Online24, Makassar – Anggota DPR RI Komisi III, melalukan Reses di Sulawesi Selatan. Bertempat di Kejati Sulsel. Dalam Reses tersebut, rombongan Komisi III DPR RI yang diketuai oleh Desmond J Mahessa menyoroti kinerja Kejati Sulsel yang hingga saat ini belum mampu menangkap Soedirjo Aliman alias Jentang.

Dalam kesempatan yang sama rombongan komisi III juga mengaku kaget mendengar informasi bahwa salah satu anak Jentang yang telah tiga kali mangkir dari panggilan penyidik tiba-tiba teryata berfoto bersama Joko Widodo.

Untuk itu, komisi 3 DPR RI meminta Kajati Sulsel, Tarmizi untuk segera menyelesaikan kasus tersebut.

“Saya sangat kaget sekali. Dengan segala hormat tolong ditindak lanjuti. Karena jangan sampai dengan ini kita bisa dipermalukan,” ungkap Desmond dihadapan awak media, Senin(30/7/2018).

Menaggapi permintaan dari Komisi 3, Tarmizi mengakatakan pihaknya akan segera memindkalanjiti dan berjanji akan segera membawa kasus tersebut ke pengadilan.

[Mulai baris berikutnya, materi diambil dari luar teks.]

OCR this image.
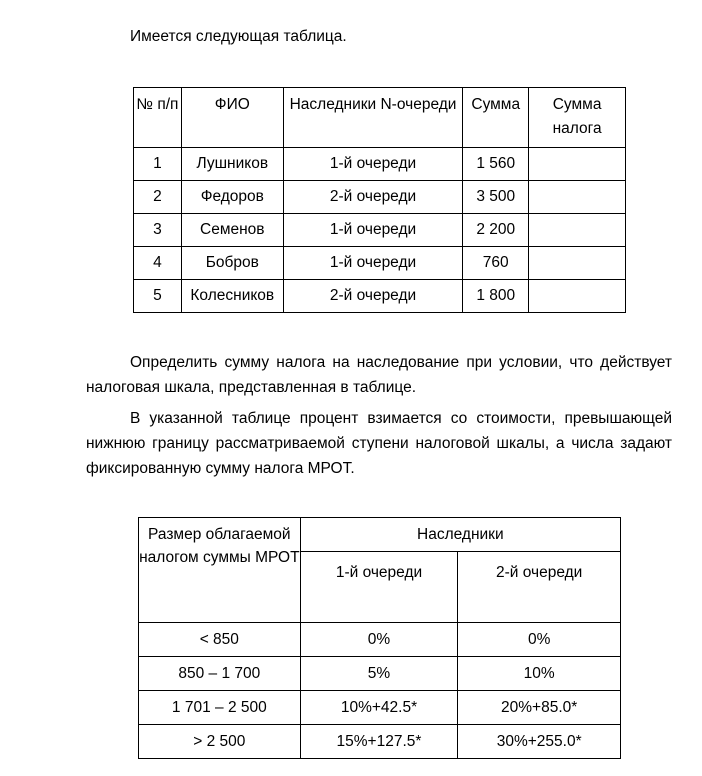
Имеется следующая таблица.

№ п/п	ФИО	Наследники N-очереди	Сумма	Сумма налога
1	Лушников	1-й очереди	1 560	
2	Федоров	2-й очереди	3 500	
3	Семенов	1-й очереди	2 200	
4	Бобров	1-й очереди	760	
5	Колесников	2-й очереди	1 800	

Определить сумму налога на наследование при условии, что действует налоговая шкала, представленная в таблице.

В указанной таблице процент взимается со стоимости, превышающей нижнюю границу рассматриваемой ступени налоговой шкалы, а числа задают фиксированную сумму налога МРОТ.

Размер облагаемой налогом суммы МРОТ	Наследники	
	1-й очереди	2-й очереди
< 850	0%	0%
850 – 1 700	5%	10%
1 701 – 2 500	10%+42.5*	20%+85.0*
> 2 500	15%+127.5*	30%+255.0*
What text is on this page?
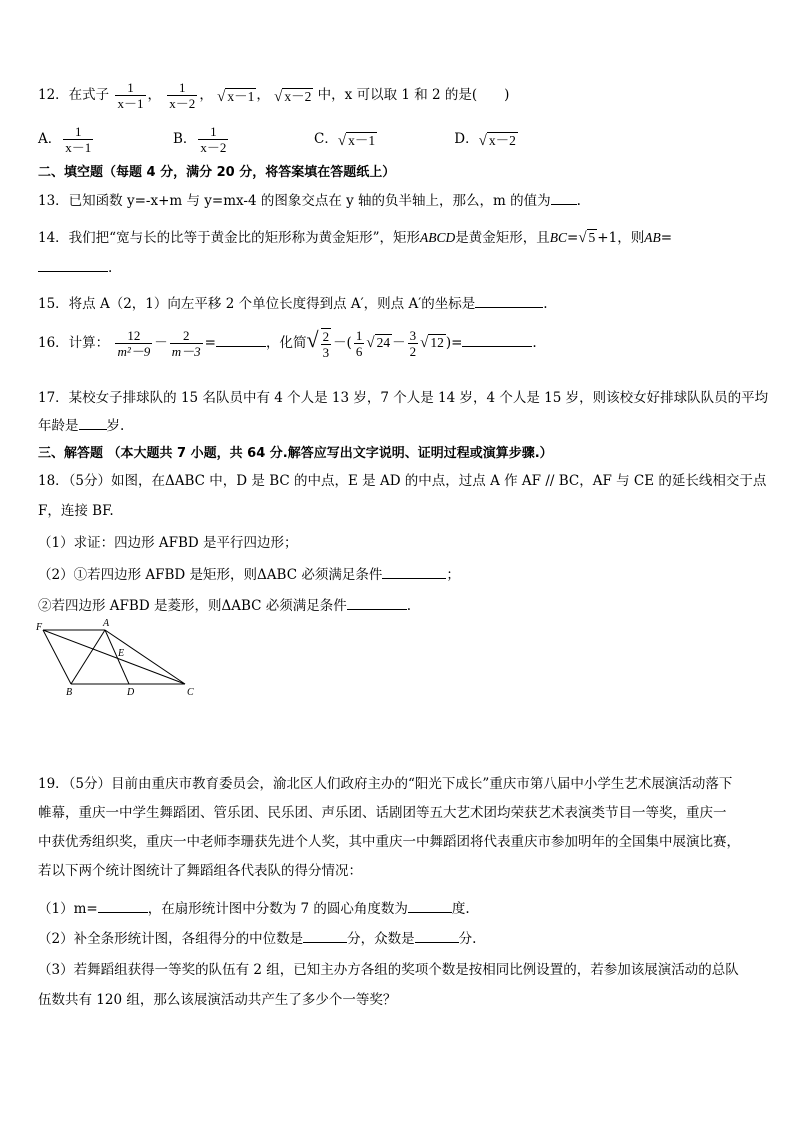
12．在式子 $\frac{1}{x-1}$ ， $\frac{1}{x-2}$ ， √ x－1 ， √ x－2 中，x 可以取 1 和 2 的是(　　)
A． $\frac{1}{x-1}$	B． $\frac{1}{x-2}$	C．√ x－1	D．√ x－2
二、填空题（每题 4 分，满分 20 分，将答案填在答题纸上）
13．已知函数 y=-x+m 与 y=mx-4 的图象交点在 y 轴的负半轴上，那么，m 的值为 .
14．我们把“宽与长的比等于黄金比的矩形称为黄金矩形”，矩形ABCD是黄金矩形，且BC=√ 5 +1，则AB=
.
15．将点 A（2，1）向左平移 2 个单位长度得到点 A′，则点 A′的坐标是	.
16．计算： $\frac{12}{\text{m²－9}} - \frac{2}{m-3}$ =	，化简√ $\frac{2}{3}$ －( $\frac{1}{6}$ √ $24 - \frac{3}{2}$ √ 12 )=	.
17．某校女子排球队的 15 名队员中有 4 个人是 13 岁，7 个人是 14 岁，4 个人是 15 岁，则该校女好排球队队员的平均
年龄是 岁.
三、解答题 （本大题共 7 小题，共 64 分.解答应写出文字说明、证明过程或演算步骤.）
18．（5分）如图，在ΔABC 中，D 是 BC 的中点，E 是 AD 的中点，过点 A 作 AF // BC，AF 与 CE 的延长线相交于点
F，连接 BF.
（1）求证：四边形 AFBD 是平行四边形；
（2）①若四边形 AFBD 是矩形，则ΔABC 必须满足条件	；
②若四边形 AFBD 是菱形，则ΔABC 必须满足条件	.
F	A
E
B	D	C
19．（5分）目前由重庆市教育委员会，渝北区人们政府主办的“阳光下成长”重庆市第八届中小学生艺术展演活动落下
帷幕，重庆一中学生舞蹈团、管乐团、民乐团、声乐团、话剧团等五大艺术团均荣获艺术表演类节目一等奖，重庆一
中获优秀组织奖，重庆一中老师李珊获先进个人奖，其中重庆一中舞蹈团将代表重庆市参加明年的全国集中展演比赛，
若以下两个统计图统计了舞蹈组各代表队的得分情况：
（1）m=	，在扇形统计图中分数为 7 的圆心角度数为	度.
（2）补全条形统计图，各组得分的中位数是	分，众数是	分.
（3）若舞蹈组获得一等奖的队伍有 2 组，已知主办方各组的奖项个数是按相同比例设置的，若参加该展演活动的总队
伍数共有 120 组，那么该展演活动共产生了多少个一等奖？
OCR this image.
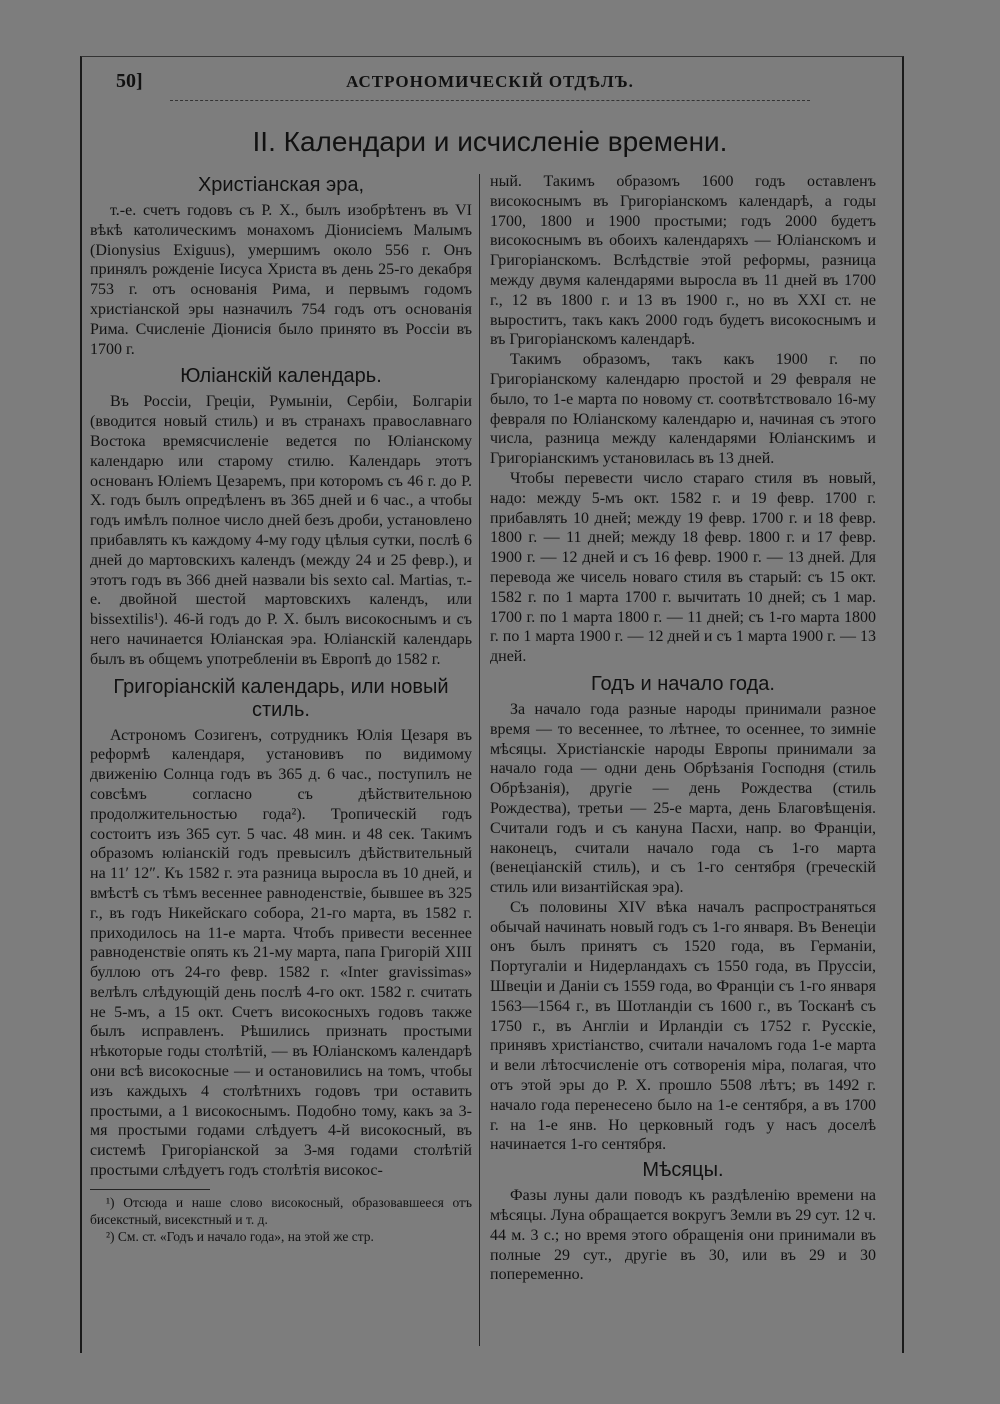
50]	АСТРОНОМИЧЕСКІЙ ОТДѢЛЪ.
II. Календари и исчисленіе времени.
Христіанская эра,

т.-е. счетъ годовъ съ Р. Х., былъ изобрѣтенъ въ VI вѣкѣ католическимъ монахомъ Діонисіемъ Малымъ (Dionysius Exiguus), умершимъ около 556 г. Онъ принялъ рожденіе Іисуса Христа въ день 25-го декабря 753 г. отъ основанія Рима, и первымъ годомъ христіанской эры назначилъ 754 годъ отъ основанія Рима. Счисленіе Діонисія было принято въ Россіи въ 1700 г.

Юліанскій календарь.

Въ Россіи, Греціи, Румыніи, Сербіи, Болгаріи (вводится новый стиль) и въ странахъ православнаго Востока времясчисленіе ведется по Юліанскому календарю или старому стилю. Календарь этотъ основанъ Юліемъ Цезаремъ, при которомъ съ 46 г. до Р. Х. годъ былъ опредѣленъ въ 365 дней и 6 час., а чтобы годъ имѣлъ полное число дней безъ дроби, установлено прибавлять къ каждому 4-му году цѣлыя сутки, послѣ 6 дней до мартовскихъ календъ (между 24 и 25 февр.), и этотъ годъ въ 366 дней назвали bis sexto cal. Martias, т.-е. двойной шестой мартовскихъ календъ, или bissextilis¹). 46-й годъ до Р. Х. былъ високоснымъ и съ него начинается Юліанская эра. Юліанскій календарь былъ въ общемъ употребленіи въ Европѣ до 1582 г.

Григоріанскій календарь, или новый стиль.

Астрономъ Созигенъ, сотрудникъ Юлія Цезаря въ реформѣ календаря, установивъ по видимому движенію Солнца годъ въ 365 д. 6 час., поступилъ не совсѣмъ согласно съ дѣйствительною продолжительностью года²). Тропическій годъ состоитъ изъ 365 сут. 5 час. 48 мин. и 48 сек. Такимъ образомъ юліанскій годъ превысилъ дѣйствительный на 11′ 12″. Къ 1582 г. эта разница выросла въ 10 дней, и вмѣстѣ съ тѣмъ весеннее равноденствіе, бывшее въ 325 г., въ годъ Никейскаго собора, 21-го марта, въ 1582 г. приходилось на 11-е марта. Чтобъ привести весеннее равноденствіе опять къ 21-му марта, папа Григорій XIII буллою отъ 24-го февр. 1582 г. «Inter gravissimas» велѣлъ слѣдующій день послѣ 4-го окт. 1582 г. считать не 5-мъ, а 15 окт. Счетъ високосныхъ годовъ также былъ исправленъ. Рѣшились признать простыми нѣкоторые годы столѣтій, — въ Юліанскомъ календарѣ они всѣ високосные — и остановились на томъ, чтобы изъ каждыхъ 4 столѣтнихъ годовъ три оставить простыми, а 1 високоснымъ. Подобно тому, какъ за 3-мя простыми годами слѣдуетъ 4-й високосный, въ системѣ Григоріанской за 3-мя годами столѣтій простыми слѣдуетъ годъ столѣтія високос-

¹) Отсюда и наше слово високосный, образовавшееся отъ бисекстный, висекстный и т. д.

²) См. ст. «Годъ и начало года», на этой же стр.

ный. Такимъ образомъ 1600 годъ оставленъ високоснымъ въ Григоріанскомъ календарѣ, а годы 1700, 1800 и 1900 простыми; годъ 2000 будетъ високоснымъ въ обоихъ календаряхъ — Юліанскомъ и Григоріанскомъ. Вслѣдствіе этой реформы, разница между двумя календарями выросла въ 11 дней въ 1700 г., 12 въ 1800 г. и 13 въ 1900 г., но въ XXI ст. не выроститъ, такъ какъ 2000 годъ будетъ високоснымъ и въ Григоріанскомъ календарѣ.

Такимъ образомъ, такъ какъ 1900 г. по Григоріанскому календарю простой и 29 февраля не было, то 1-е марта по новому ст. соотвѣтствовало 16-му февраля по Юліанскому календарю и, начиная съ этого числа, разница между календарями Юліанскимъ и Григоріанскимъ установилась въ 13 дней.

Чтобы перевести число стараго стиля въ новый, надо: между 5-мъ окт. 1582 г. и 19 февр. 1700 г. прибавлять 10 дней; между 19 февр. 1700 г. и 18 февр. 1800 г. — 11 дней; между 18 февр. 1800 г. и 17 февр. 1900 г. — 12 дней и съ 16 февр. 1900 г. — 13 дней. Для перевода же чисель новаго стиля въ старый: съ 15 окт. 1582 г. по 1 марта 1700 г. вычитать 10 дней; съ 1 мар. 1700 г. по 1 марта 1800 г. — 11 дней; съ 1-го марта 1800 г. по 1 марта 1900 г. — 12 дней и съ 1 марта 1900 г. — 13 дней.

Годъ и начало года.

За начало года разные народы принимали разное время — то весеннее, то лѣтнее, то осеннее, то зимніе мѣсяцы. Христіанскіе народы Европы принимали за начало года — одни день Обрѣзанія Господня (стиль Обрѣзанія), другіе — день Рождества (стиль Рождества), третьи — 25-е марта, день Благовѣщенія. Считали годъ и съ кануна Пасхи, напр. во Франціи, наконецъ, считали начало года съ 1-го марта (венеціанскій стиль), и съ 1-го сентября (греческій стиль или византійская эра).

Съ половины XIV вѣка началъ распространяться обычай начинать новый годъ съ 1-го января. Въ Венеціи онъ былъ принятъ съ 1520 года, въ Германіи, Португаліи и Нидерландахъ съ 1550 года, въ Пруссіи, Швеціи и Даніи съ 1559 года, во Франціи съ 1-го января 1563—1564 г., въ Шотландіи съ 1600 г., въ Тосканѣ съ 1750 г., въ Англіи и Ирландіи съ 1752 г. Русскіе, принявъ христіанство, считали началомъ года 1-е марта и вели лѣтосчисленіе отъ сотворенія міра, полагая, что отъ этой эры до Р. Х. прошло 5508 лѣтъ; въ 1492 г. начало года перенесено было на 1-е сентября, а въ 1700 г. на 1-е янв. Но церковный годъ у насъ доселѣ начинается 1-го сентября.

Мѣсяцы.

Фазы луны дали поводъ къ раздѣленію времени на мѣсяцы. Луна обращается вокругъ Земли въ 29 сут. 12 ч. 44 м. 3 с.; но время этого обращенія они принимали въ полные 29 сут., другіе въ 30, или въ 29 и 30 попеременно.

” Anggota kita memiliki semangat dan kemauan, tentu banyak strategi yang akan kita lakukan. Untuk penyidikan, pastinya juga akan kita evaluasi dan yakinlh kasus ini akan berakhir di Pengadilan sepanjang saya menjadi Kajati di sini ,” tegasnya dihadapan komisi III.

Sekedar diketahui, Jentang merupakan salah satu tersangka kasus dugaan penyewaan lahan negara di kelurahan Buloa, Kecamatan Tallo, Kota Makassar. Ia diduga terlibat dalam proses penyewaan lahan negara yang digarap atas nama dua karyawannya yakni Rusdin dan Jayanti.

Jentang bertolak ke Singapura untuk berobat beberapa hari setelah ditetapkan sebagai tersangka. Namun kini keberadaannya tidak diketahui. Bahkan pengacara dan keluarga Jentang mengaku tidak tau persis dimana tepatnya Jentang berada.

Sekedar diketahui, kasus ini berawal dari kesepakatan penyewaan lahan negara yang digarap Rusdin dan Jayanti kepada PT PP untuk digunakan sebagai jalan masuk proyek Makassar New Port (MNP). Lahan tersebut disewa PT PP dari Rusdin dan Jayanti sebesar Rp 500 juta per tahun. Pada tahun kedua PT PP merasa hal tersebut tidak benar dan melaporkannya kepada Kejati Sulsel.